O período em que se insere a preparação e realização da Copa de 2014 no Brasil (2007-2014) foi marcado por uma série de greves, destacando-se as greves deflagradas nas obras de construção e reforma dos estádios para o Mundial, pelo fato dessas obras terem ganhado grande atenção da mídia e os estádios representarem o cartão postal da Copa do Mundo de Futebol.

Somam-se a esse contexto as mobilizações sociais, em especial, as mobilizações de junho de 2013, que estimularam diversas formas de lutas coletivas por direitos.
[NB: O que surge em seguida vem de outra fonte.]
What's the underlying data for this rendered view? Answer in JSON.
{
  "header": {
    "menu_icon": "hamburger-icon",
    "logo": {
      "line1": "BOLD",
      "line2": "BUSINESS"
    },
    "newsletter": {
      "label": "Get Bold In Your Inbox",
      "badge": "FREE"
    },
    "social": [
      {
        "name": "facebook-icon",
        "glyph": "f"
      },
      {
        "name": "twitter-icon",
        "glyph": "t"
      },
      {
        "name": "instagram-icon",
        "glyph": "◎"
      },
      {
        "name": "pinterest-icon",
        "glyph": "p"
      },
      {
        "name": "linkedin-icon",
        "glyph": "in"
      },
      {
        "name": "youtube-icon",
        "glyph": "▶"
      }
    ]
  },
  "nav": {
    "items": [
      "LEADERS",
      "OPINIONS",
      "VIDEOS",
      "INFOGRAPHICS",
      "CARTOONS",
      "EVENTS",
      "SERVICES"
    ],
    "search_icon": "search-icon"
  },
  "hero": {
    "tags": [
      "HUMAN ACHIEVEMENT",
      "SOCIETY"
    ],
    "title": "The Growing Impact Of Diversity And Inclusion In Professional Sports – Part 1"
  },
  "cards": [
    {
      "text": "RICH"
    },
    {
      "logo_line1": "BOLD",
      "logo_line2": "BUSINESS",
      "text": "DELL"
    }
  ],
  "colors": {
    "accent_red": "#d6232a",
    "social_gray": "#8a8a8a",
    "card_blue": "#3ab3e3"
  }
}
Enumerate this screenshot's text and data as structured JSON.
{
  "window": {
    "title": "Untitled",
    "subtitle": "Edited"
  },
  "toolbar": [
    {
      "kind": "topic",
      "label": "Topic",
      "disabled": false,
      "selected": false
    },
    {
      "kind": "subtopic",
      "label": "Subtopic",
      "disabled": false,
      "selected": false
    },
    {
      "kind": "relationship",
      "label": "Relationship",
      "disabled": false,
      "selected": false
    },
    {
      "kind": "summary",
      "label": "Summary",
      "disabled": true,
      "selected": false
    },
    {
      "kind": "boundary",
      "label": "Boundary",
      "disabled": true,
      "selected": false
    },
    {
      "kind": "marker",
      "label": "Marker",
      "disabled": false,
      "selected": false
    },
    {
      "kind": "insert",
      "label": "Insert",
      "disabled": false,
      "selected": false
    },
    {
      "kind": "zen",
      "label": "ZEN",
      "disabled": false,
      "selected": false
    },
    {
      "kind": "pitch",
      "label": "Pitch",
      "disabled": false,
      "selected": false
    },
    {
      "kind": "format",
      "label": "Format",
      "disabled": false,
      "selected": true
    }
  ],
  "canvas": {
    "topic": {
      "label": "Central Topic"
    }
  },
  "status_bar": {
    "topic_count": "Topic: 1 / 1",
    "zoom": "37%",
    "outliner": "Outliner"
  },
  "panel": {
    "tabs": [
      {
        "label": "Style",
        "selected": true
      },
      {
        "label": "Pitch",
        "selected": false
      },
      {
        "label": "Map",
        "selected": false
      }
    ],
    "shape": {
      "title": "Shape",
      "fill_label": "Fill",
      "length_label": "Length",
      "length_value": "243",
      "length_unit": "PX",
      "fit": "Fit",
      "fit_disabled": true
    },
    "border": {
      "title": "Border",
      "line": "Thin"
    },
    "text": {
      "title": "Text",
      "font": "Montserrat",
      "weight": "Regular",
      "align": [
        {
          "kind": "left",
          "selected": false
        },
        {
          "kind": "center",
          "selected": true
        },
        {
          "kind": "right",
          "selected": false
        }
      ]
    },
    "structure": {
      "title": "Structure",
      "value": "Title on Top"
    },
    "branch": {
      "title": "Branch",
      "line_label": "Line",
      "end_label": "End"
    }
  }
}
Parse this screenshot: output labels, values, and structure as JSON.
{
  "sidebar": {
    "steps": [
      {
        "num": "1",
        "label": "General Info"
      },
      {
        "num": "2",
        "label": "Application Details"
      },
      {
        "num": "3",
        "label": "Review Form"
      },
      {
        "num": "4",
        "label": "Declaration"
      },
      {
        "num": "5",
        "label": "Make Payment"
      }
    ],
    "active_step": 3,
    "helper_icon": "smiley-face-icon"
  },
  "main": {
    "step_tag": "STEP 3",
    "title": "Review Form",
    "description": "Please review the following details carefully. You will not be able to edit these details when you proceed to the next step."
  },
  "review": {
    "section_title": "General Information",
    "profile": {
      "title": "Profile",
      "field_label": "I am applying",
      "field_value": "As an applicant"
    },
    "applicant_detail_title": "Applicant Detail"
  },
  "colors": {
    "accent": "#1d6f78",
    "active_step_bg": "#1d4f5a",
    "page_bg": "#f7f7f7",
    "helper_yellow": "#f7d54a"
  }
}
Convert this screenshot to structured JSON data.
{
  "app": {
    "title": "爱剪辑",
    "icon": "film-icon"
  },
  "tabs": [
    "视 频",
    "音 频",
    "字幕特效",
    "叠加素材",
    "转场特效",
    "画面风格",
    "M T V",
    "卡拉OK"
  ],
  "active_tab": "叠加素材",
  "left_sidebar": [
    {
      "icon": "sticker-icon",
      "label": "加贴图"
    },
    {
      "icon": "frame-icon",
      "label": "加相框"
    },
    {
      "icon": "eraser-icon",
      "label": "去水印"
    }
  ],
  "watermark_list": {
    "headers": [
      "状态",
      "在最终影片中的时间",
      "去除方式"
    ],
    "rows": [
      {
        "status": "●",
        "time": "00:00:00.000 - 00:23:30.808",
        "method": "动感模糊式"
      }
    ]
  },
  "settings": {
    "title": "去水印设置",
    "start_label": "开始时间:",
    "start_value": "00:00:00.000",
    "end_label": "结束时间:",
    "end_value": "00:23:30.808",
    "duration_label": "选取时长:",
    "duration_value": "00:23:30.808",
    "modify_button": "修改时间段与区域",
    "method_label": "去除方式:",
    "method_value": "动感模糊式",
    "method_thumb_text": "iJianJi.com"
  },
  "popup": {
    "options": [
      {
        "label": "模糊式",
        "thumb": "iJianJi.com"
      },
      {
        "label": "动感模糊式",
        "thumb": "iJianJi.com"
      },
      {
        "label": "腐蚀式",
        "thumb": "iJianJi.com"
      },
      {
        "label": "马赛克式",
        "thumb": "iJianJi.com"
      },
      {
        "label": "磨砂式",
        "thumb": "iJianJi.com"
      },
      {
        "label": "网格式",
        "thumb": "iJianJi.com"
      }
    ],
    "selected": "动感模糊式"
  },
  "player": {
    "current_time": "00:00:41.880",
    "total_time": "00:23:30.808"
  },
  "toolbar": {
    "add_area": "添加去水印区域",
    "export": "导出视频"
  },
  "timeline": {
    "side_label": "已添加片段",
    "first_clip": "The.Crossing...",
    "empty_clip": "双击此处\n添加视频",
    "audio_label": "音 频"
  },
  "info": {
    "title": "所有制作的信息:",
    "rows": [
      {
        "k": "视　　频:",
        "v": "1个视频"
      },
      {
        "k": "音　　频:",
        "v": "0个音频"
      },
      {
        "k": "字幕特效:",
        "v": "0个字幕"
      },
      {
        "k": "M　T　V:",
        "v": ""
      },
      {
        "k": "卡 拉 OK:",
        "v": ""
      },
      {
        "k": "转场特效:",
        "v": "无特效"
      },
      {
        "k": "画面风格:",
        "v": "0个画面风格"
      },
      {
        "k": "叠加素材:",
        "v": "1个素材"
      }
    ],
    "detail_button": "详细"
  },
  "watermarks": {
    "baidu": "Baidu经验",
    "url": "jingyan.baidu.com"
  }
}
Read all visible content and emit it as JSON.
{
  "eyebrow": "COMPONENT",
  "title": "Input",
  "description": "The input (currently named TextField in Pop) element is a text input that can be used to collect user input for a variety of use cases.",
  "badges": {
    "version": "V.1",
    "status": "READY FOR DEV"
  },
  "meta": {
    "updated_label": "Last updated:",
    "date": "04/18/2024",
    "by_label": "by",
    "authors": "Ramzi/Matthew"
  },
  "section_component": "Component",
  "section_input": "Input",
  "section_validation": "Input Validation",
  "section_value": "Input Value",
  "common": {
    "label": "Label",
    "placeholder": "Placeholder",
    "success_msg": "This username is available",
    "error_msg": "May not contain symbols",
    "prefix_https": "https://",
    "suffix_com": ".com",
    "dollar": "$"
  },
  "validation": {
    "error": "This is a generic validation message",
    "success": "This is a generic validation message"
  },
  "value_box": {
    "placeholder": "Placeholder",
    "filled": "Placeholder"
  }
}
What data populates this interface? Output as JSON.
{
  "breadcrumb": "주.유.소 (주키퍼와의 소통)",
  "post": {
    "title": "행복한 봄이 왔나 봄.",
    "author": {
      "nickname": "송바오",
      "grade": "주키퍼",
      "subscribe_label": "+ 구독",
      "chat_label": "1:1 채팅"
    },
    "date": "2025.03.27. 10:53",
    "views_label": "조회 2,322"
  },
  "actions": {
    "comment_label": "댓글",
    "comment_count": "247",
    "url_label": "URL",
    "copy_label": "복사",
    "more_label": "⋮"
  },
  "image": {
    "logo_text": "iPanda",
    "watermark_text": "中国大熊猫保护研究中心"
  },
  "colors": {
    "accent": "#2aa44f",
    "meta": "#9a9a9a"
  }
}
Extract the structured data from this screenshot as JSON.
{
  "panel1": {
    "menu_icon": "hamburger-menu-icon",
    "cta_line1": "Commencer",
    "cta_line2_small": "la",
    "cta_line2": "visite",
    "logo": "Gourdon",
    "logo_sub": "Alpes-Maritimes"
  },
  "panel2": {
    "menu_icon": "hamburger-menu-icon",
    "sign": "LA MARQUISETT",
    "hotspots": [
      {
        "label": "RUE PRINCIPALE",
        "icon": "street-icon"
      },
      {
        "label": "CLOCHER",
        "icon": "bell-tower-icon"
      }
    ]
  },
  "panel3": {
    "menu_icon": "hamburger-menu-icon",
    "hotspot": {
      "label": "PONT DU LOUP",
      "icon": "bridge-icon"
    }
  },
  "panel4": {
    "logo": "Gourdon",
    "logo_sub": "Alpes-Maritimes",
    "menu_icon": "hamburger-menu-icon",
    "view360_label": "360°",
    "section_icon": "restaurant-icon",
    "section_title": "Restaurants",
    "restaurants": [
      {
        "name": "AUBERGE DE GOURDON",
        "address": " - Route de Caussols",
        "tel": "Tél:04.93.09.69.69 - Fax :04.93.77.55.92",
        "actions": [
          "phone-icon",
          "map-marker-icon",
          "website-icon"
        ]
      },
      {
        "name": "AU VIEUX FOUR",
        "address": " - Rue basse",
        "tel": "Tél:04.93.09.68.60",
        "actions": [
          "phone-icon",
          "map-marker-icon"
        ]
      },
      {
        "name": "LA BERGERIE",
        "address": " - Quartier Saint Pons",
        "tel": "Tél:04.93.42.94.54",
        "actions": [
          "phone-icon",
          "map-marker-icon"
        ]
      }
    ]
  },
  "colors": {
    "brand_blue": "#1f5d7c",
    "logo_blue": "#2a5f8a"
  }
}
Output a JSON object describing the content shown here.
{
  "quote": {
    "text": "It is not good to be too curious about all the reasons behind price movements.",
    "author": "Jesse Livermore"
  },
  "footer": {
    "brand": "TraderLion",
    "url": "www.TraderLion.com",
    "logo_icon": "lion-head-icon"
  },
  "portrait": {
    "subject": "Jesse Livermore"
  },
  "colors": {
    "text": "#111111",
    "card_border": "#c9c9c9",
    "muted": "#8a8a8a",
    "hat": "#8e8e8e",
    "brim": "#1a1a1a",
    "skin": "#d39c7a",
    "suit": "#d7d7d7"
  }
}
As manifestações que ocorreram no mês de junho foram organizadas pelo Movimento Passe Livre, tendo surgido inicialmente como forma de protesto contra o aumento da tarifa de transporte público na cidade de São Paulo (de R$ 3,00 para R$ 3,20) e se estenderam para várias cidades brasileiras mobilizando milhares de pessoas.

O protesto rapidamente incorporou outras pautas, como transporte público, saúde, educação, gastos com a Copa do Mundo, com a Copa das Confederações, violência policial e PEC 37 (que retirava do Ministério Público o seu poder de investigação). [^1]

O pronunciamento realizado pela presidenta Dilma Rousseff, no dia 21 de junho de 2013, revelou que a principal preocupação do governo diante das manifestações era a ameaça que o movimento pudesse gerar para realização da Copa do Mundo em 2014, se instalando uma forte repressão policial em diferentes regiões do país para reprimir os protestos durante o evento.

Nesse sentido, a tentativa da criação de uma Lei Antiterrorismo pelo Estado Brasileiro nesse período que antecede a realização da Copa de 2014, e que foi marcado por intensas greves e pelo avanço das manifestações populares (políticas e sociais) em junho de 2013, pode ser compreendido como mais uma medida excepcional por parte do Estado, que, de forma autoritária e repressiva, visava dar ao conflito social instaurado no país uma solução que atendesse, naquele instante, aos interesses econômicos da FIFA, aliados aos de setores específicos da sociedade brasileira

Ideias de Esquerda: No livro fica claro um antes e depois de 2014. Como ficou o Direito do Trabalho pós-Copa?

Giovanna Maria Magalhães Souto Maior: Para muitos pode parecer que a Copa foi apenas mais um dos grandes eventos que o Brasil sedia anualmente, mas as circunstâncias históricas e a comunhão de interesses políticos e econômicos, aliados à força cultural do futebol na sociedade brasileira, fizeram com que os abalos jurídicos, típicos de um estado de exceção, fossem muito além do próprio evento.

No contexto da Copa, preceitos fundamentais constitucionais do Direito do Trabalho foram violados para que interesses econômicos específicos fossem preservados, sendo que muitas dessas violações, inclusive, foram incorporadas à “reforma” trabalhista.

A Copa deixou o legado de que a supressão das regras de proteção do trabalho pode ser assumida em razão de necessidades econômicas, mais ou menos dentro da lógica de que os fins justificam os meios, o que não tem encontrado limites. A bem que se diga, em vários outros países, notadamente quando o assunto é a realização de grandes eventos, a mesma lógica de produz, mas não com a profundidade que se tem verificado nos países situados na periferia do capitalismo.

Com isso, o estado de exceção instaurado que, segundo sustentavam, seria limitado ao período da Copa, se alastrou para o momento posterior, abrindo a oportunidade para novos ataques aos direitos trabalhistas, que culminaram com a “reforma” de 2017.

O fato é que a lógica empresarial suplantou os direitos dos(as) trabalhadores(as), abrindo caminho para que toda essa irracionalidade econômica avançasse.